Knowledge graph expansion is an active area of research. If I know that
- cats have fur
- dogs have fur
- mice have fur
It would be great if I could infer that “rabbits have fur”, even if it hasn’t been manually added. In some sense, we can think of this as identifying a class of animals that are “furry”, assuming they share some other attributes. We can represent a “fact” as a tuple: (relation, x, y), or for convenience relation(x, y). In the case of our furry examples, we might write isFurry(cat).
The paper focuses on binary relations, e.g. bornIn(BarackObama, Hawaii). When we consider expanding our knowledge graph, we’re interested in giving a probability that a given unknown relation R(a, b) is true. The standard way to do this is to learn a representation for a and b, combine the representations in some manner, and compute a function p_r(a . b) to output a final probability.
The tricky part is how we combine our representations of a and b. Many approaches first compute some distance function of the terms and and then apply a relationship specific adjustment. Unfortunately, this fails to capture inter-dimensional relationships between terms and makes it difficult to learn relationship specific interactions. Similar problems occur when we combine terms by projection or concatenation.

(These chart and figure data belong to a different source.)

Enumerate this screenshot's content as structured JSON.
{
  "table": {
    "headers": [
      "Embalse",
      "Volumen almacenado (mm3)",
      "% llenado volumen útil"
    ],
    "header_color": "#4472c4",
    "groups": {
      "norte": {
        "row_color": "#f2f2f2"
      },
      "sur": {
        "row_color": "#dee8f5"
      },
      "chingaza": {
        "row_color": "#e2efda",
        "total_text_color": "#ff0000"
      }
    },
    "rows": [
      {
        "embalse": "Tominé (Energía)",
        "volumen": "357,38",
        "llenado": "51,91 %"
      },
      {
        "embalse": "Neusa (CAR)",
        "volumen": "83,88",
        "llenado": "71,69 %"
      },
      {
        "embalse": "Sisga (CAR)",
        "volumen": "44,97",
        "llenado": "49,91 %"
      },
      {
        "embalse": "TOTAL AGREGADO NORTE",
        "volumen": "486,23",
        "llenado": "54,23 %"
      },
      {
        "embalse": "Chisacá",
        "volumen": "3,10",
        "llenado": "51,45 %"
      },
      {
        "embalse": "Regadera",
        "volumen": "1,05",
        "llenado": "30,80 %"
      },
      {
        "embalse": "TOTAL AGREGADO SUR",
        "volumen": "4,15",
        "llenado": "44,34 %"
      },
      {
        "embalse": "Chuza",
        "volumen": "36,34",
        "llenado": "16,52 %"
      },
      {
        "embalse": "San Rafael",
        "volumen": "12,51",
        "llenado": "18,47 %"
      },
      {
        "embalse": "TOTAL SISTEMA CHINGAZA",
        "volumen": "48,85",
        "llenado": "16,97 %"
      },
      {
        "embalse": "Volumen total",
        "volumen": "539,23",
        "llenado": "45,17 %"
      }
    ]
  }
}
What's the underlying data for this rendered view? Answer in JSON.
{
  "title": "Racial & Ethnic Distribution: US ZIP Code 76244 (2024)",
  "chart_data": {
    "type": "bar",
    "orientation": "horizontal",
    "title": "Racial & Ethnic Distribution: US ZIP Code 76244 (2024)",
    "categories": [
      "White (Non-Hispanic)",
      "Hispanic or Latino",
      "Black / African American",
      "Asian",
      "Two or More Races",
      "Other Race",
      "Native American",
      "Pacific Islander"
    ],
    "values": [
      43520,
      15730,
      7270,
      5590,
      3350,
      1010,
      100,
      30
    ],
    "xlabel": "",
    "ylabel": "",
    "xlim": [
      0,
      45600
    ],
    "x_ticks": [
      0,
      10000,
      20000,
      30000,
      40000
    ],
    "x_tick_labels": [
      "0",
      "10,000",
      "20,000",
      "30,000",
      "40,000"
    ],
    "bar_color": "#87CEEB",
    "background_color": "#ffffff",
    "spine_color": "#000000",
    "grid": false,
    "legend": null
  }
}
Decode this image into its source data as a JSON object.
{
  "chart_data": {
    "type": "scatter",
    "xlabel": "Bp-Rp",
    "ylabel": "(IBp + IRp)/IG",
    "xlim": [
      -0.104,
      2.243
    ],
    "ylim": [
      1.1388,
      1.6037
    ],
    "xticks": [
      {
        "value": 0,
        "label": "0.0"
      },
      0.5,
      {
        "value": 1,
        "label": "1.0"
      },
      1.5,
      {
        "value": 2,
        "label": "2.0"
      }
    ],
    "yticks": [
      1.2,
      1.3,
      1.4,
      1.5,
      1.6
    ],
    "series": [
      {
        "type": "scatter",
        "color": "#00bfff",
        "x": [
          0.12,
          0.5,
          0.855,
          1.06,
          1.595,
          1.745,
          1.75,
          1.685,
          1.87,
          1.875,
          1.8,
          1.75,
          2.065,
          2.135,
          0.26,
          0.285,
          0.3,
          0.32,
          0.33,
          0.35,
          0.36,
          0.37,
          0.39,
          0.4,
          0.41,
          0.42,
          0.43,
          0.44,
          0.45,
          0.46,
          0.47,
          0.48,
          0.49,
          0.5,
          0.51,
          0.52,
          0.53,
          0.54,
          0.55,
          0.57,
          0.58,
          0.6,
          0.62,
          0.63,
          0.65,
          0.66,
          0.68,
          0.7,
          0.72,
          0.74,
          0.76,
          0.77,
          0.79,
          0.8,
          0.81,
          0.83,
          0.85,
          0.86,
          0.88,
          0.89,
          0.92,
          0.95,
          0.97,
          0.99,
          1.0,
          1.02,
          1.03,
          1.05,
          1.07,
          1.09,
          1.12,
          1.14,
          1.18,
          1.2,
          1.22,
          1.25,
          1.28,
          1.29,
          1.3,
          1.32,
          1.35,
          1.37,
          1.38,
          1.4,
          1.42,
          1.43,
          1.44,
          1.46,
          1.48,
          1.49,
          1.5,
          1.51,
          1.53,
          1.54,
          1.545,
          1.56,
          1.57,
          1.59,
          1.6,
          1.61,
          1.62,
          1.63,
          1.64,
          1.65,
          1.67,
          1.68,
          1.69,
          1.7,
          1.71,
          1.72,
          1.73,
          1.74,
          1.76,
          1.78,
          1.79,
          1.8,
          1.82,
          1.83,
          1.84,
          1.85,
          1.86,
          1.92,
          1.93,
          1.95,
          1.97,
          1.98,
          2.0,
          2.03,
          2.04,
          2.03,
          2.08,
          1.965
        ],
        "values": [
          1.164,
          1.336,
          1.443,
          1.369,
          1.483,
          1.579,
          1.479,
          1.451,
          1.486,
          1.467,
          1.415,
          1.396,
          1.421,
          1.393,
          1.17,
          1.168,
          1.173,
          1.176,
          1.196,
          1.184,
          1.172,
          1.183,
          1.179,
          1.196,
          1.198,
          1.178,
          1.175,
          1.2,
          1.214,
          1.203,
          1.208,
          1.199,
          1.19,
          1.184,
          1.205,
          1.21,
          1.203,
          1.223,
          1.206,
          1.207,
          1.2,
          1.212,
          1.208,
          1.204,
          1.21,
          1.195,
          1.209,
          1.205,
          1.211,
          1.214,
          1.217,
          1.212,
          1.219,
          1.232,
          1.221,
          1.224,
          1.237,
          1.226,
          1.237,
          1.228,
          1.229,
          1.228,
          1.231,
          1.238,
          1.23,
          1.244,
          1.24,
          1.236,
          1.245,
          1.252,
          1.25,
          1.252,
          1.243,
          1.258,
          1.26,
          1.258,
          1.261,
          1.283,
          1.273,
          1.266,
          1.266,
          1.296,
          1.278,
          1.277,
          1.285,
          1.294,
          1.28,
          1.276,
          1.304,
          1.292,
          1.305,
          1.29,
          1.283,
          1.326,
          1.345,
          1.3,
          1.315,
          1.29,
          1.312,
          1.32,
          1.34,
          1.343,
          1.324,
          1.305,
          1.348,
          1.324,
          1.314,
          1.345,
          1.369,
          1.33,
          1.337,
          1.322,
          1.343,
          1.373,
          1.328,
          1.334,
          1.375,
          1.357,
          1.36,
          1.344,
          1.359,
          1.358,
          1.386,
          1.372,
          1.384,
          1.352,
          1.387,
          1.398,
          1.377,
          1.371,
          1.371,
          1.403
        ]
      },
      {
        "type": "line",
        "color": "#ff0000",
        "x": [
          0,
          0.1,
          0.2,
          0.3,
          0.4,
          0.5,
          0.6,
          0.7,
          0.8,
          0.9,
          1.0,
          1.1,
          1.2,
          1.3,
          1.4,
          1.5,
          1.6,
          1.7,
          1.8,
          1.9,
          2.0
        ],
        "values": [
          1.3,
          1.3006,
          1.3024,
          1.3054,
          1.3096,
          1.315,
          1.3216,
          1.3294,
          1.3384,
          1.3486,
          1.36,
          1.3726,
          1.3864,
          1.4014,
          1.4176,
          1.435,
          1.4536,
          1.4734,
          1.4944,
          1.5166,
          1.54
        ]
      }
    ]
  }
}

At the other end of the spectrum we can compute the tensor (outer) product of our representations. Now we have every pair-wise interaction of a and b. Unfortunately, we now need to learn d^2 parameters to make a prediction for each relation.
So what’s the way out? The authors propose using circular correlation to combine the representations of a and b.
This can be efficiently implemented using Fourier transforms. The authors argue that this representation can be viewed as a compression of the full tensor product: we’re computing the interaction of each source term with various partitions of the target term. These partitions correspond to requiring different parts of the target to be similar.
This operation is non-commutative so p_r(a, b) != p_r(b, a); it’s also dimension preserving, so we can still perform some interesting operations on the output before we emit our final probability. Conveniently, the first dimension of the output is the dot product of a and b; if the overall similarity of the 2 vectors is important than this is trivially easy to make use of for a relation.
Finally, the authors note how this technique has many analogues to the idea of associative memory for neural networks.